Mon & Wed at WEB 1250 04:35PM-05:55PM

Instructor: Shandian Zhe

Office MEB 3466
Email zhe at cs dot utah dot edu
Teaching Assistant: Yishuai Du (yishuai dot du at utah dot edu)
Teaching Mentee: Zhimeng Pan (z dot pan at utah dot edu)
Note:We have office hours EVERY weekday!
Office Hours       Instructor: Before the class, 3:30pm-4:30pm        Mon and Wed (MEB 3466)
Yishuai Du: Thu. 9:30AM - 11:00AM (MEB 3161)
Zhimeng Pan: Tue. 3:30PM - 4:30PM, Fri. 2:30PM - 5:00PM (MEB 3161)

Syllabus

Overview

This course introduces basic knowledge of machine learning. Topics consist of several fundamental, and widely successful supervised/unsupervised learning algorithms, such as decision trees, perceptrons, (deep) neural networks, kernel methods, support vector machines and Bayesian methods. Through this class, we hope that you will

1. understand machine learning ideas and paradigms,

2. be able to design identify or formulate appropriate machine learning problems for your research or applications,

3. be able to design machine learning models and (use existing tools) to implement learning algorithms. 

Grading

The grades are based on the following components:

The grades will be curved separately for undergraduate and graduate students. Extra problems may be included (merely) for graduate students.

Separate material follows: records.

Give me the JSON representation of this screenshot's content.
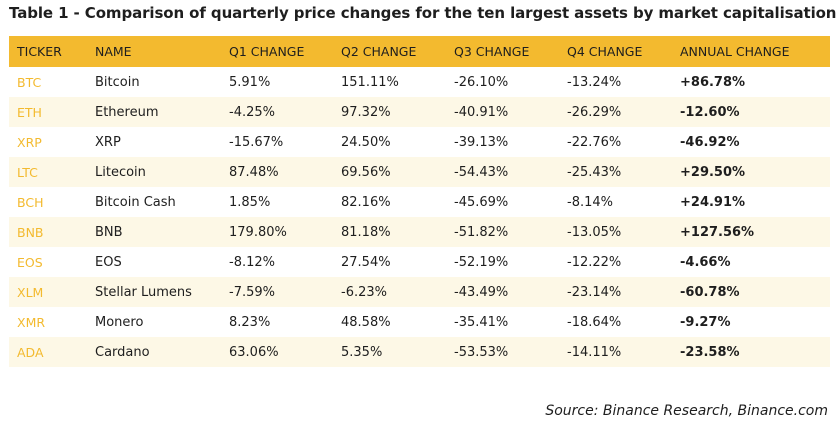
{
  "title": "Table 1 - Comparison of quarterly price changes for the ten largest assets by market capitalisation",
  "colors": {
    "header_bg": "#f3ba2f",
    "ticker_text": "#f3ba2f",
    "stripe_bg": "#fdf8e6"
  },
  "table": {
    "headers": [
      "TICKER",
      "NAME",
      "Q1 CHANGE",
      "Q2 CHANGE",
      "Q3 CHANGE",
      "Q4 CHANGE",
      "ANNUAL CHANGE"
    ],
    "rows": [
      {
        "ticker": "BTC",
        "name": "Bitcoin",
        "q1": "5.91%",
        "q2": "151.11%",
        "q3": "-26.10%",
        "q4": "-13.24%",
        "annual": "+86.78%"
      },
      {
        "ticker": "ETH",
        "name": "Ethereum",
        "q1": "-4.25%",
        "q2": "97.32%",
        "q3": "-40.91%",
        "q4": "-26.29%",
        "annual": "-12.60%"
      },
      {
        "ticker": "XRP",
        "name": "XRP",
        "q1": "-15.67%",
        "q2": "24.50%",
        "q3": "-39.13%",
        "q4": "-22.76%",
        "annual": "-46.92%"
      },
      {
        "ticker": "LTC",
        "name": "Litecoin",
        "q1": "87.48%",
        "q2": "69.56%",
        "q3": "-54.43%",
        "q4": "-25.43%",
        "annual": "+29.50%"
      },
      {
        "ticker": "BCH",
        "name": "Bitcoin Cash",
        "q1": "1.85%",
        "q2": "82.16%",
        "q3": "-45.69%",
        "q4": "-8.14%",
        "annual": "+24.91%"
      },
      {
        "ticker": "BNB",
        "name": "BNB",
        "q1": "179.80%",
        "q2": "81.18%",
        "q3": "-51.82%",
        "q4": "-13.05%",
        "annual": "+127.56%"
      },
      {
        "ticker": "EOS",
        "name": "EOS",
        "q1": "-8.12%",
        "q2": "27.54%",
        "q3": "-52.19%",
        "q4": "-12.22%",
        "annual": "-4.66%"
      },
      {
        "ticker": "XLM",
        "name": "Stellar Lumens",
        "q1": "-7.59%",
        "q2": "-6.23%",
        "q3": "-43.49%",
        "q4": "-23.14%",
        "annual": "-60.78%"
      },
      {
        "ticker": "XMR",
        "name": "Monero",
        "q1": "8.23%",
        "q2": "48.58%",
        "q3": "-35.41%",
        "q4": "-18.64%",
        "annual": "-9.27%"
      },
      {
        "ticker": "ADA",
        "name": "Cardano",
        "q1": "63.06%",
        "q2": "5.35%",
        "q3": "-53.53%",
        "q4": "-14.11%",
        "annual": "-23.58%"
      }
    ]
  },
  "source": "Source: Binance Research, Binance.com"
}
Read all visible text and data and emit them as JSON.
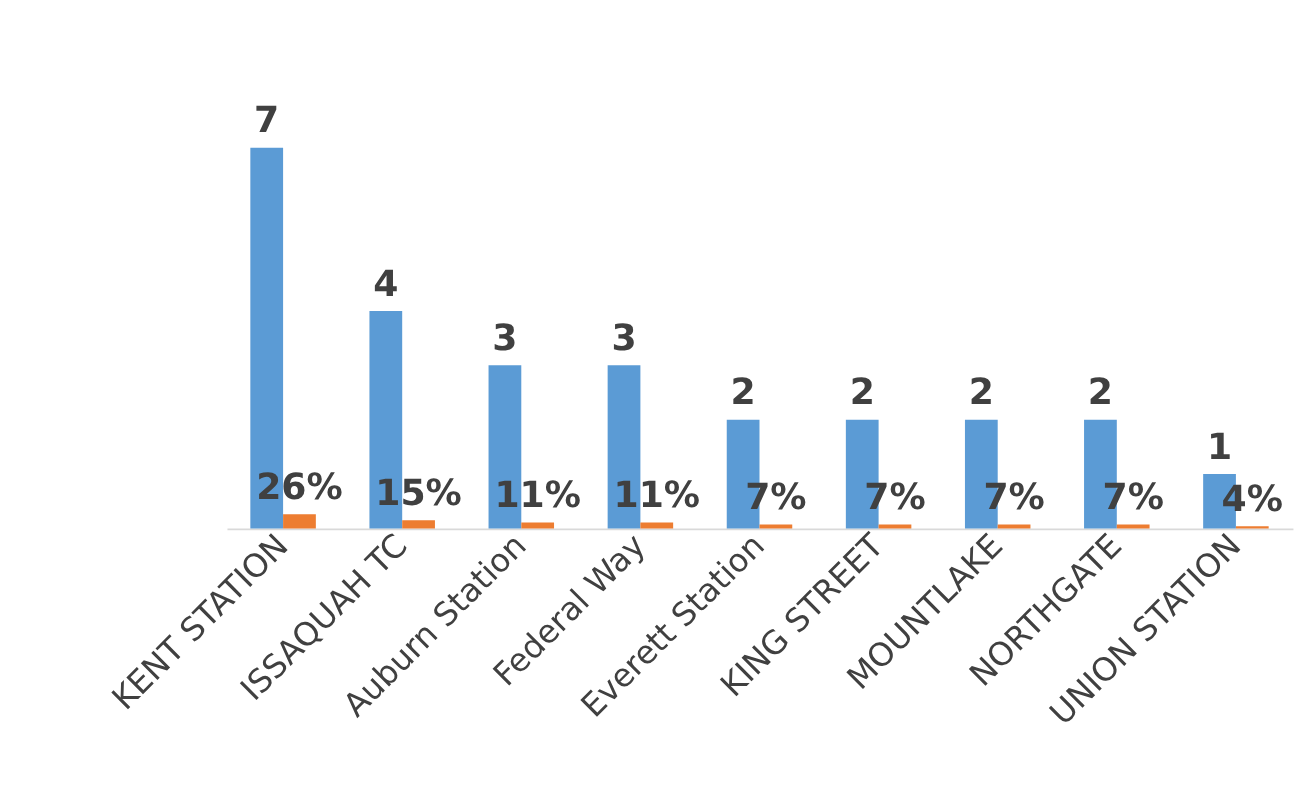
{
  "chart_data": {
    "type": "bar",
    "categories": [
      "KENT STATION",
      "ISSAQUAH TC",
      "Auburn Station",
      "Federal Way",
      "Everett Station",
      "KING STREET",
      "MOUNTLAKE",
      "NORTHGATE",
      "UNION STATION"
    ],
    "series": [
      {
        "color": "#5b9bd5",
        "values": [
          7,
          4,
          3,
          3,
          2,
          2,
          2,
          2,
          1
        ],
        "value_labels": [
          "7",
          "4",
          "3",
          "3",
          "2",
          "2",
          "2",
          "2",
          "1"
        ]
      },
      {
        "color": "#ed7d31",
        "values": [
          0.26,
          0.15,
          0.11,
          0.11,
          0.07,
          0.07,
          0.07,
          0.07,
          0.04
        ],
        "value_labels": [
          "26%",
          "15%",
          "11%",
          "11%",
          "7%",
          "7%",
          "7%",
          "7%",
          "4%"
        ]
      }
    ],
    "grid": false,
    "legend": false
  }
}
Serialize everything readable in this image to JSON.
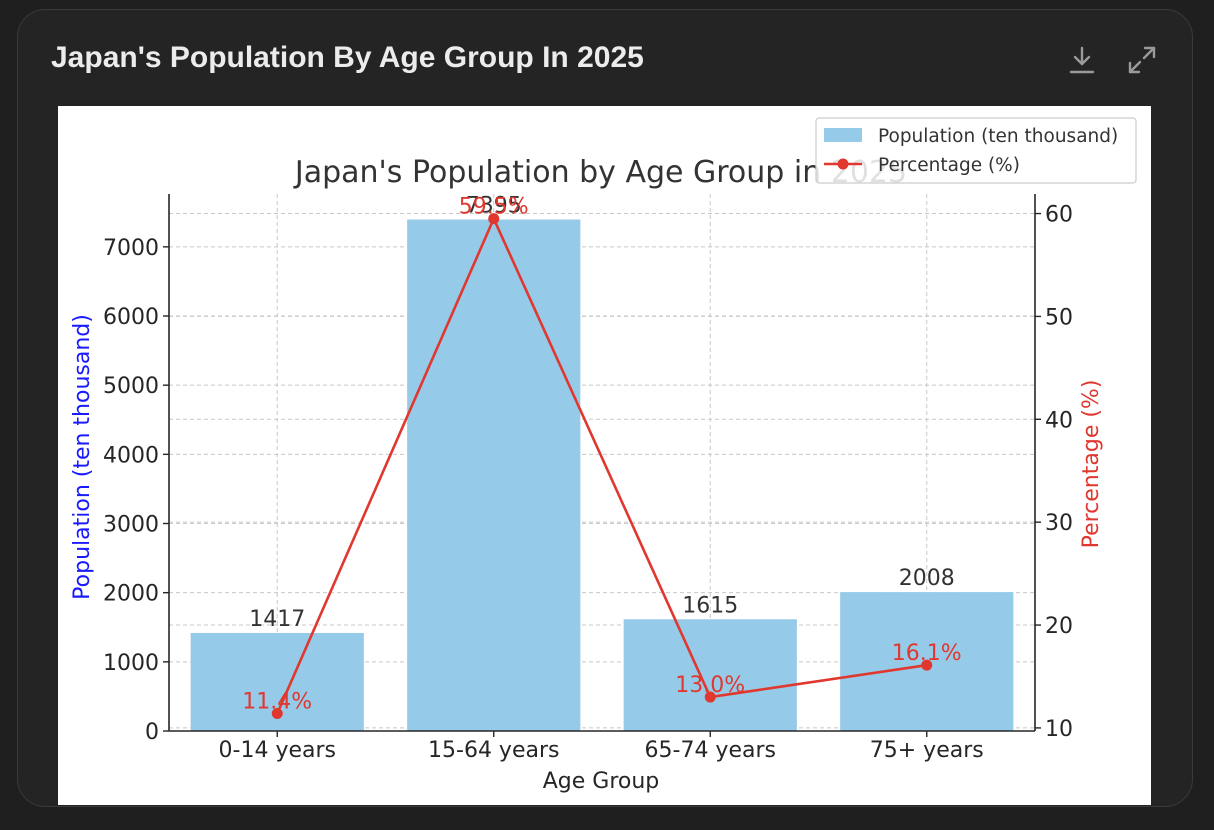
{
  "card": {
    "title": "Japan's Population By Age Group In 2025",
    "download_icon": "download-icon",
    "expand_icon": "expand-icon"
  },
  "colors": {
    "bar": "#95cbe8",
    "line": "#e0382f",
    "left_axis_label": "#1a1aff",
    "right_axis_label": "#e0382f",
    "grid": "#c8c8c8"
  },
  "chart_data": {
    "type": "bar",
    "title": "Japan's Population by Age Group in 2025",
    "xlabel": "Age Group",
    "ylabel": "Population (ten thousand)",
    "y2label": "Percentage (%)",
    "categories": [
      "0-14 years",
      "15-64 years",
      "65-74 years",
      "75+ years"
    ],
    "ylim": [
      0,
      7764
    ],
    "y2lim": [
      9.7,
      61.9
    ],
    "yticks": [
      0,
      1000,
      2000,
      3000,
      4000,
      5000,
      6000,
      7000
    ],
    "y2ticks": [
      10,
      20,
      30,
      40,
      50,
      60
    ],
    "grid": true,
    "legend_position": "top-right",
    "series": [
      {
        "name": "Population (ten thousand)",
        "kind": "bar",
        "axis": "left",
        "values": [
          1417,
          7395,
          1615,
          2008
        ],
        "labels": [
          "1417",
          "7395",
          "1615",
          "2008"
        ]
      },
      {
        "name": "Percentage (%)",
        "kind": "line",
        "axis": "right",
        "values": [
          11.4,
          59.5,
          13.0,
          16.1
        ],
        "labels": [
          "11.4%",
          "59.5%",
          "13.0%",
          "16.1%"
        ]
      }
    ]
  }
}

Assignments must be electronically submitted through Canvas by midnight of the due date. Instructions about submission will be given in each assignment. Hand written versions or scans will not be accepted.

Instructions for programming assignments

  1. You are highly suggested to use MATLAB, Python and/or R for the programming portion of the assignments or projects. However, you can choose any other programming language. But you should guarantee that your programs can be compiled and run on the  CADE machines; otherwise you will NOT receive credits from the programming parts.

  2. Please include a README.txt file in your submission so that the TAs or the instructor can follow the instructions to test your code. Absence of the readme file will result in 0 grades for the submission.

Late policy

All assignments should be submitted by the deadline. If the deadline is missed, the late submissions will have 10% penalty. In every subsequent 24 hours, the late submissions will loose another 10% credicts. For example, a 10 points assignment will have 2 points penalty, if it is submitted 30 hours late. However, if the assignment is not turned in until the other assignment have been graded and returned or 48 hours after the deadline, 0 grade will be given.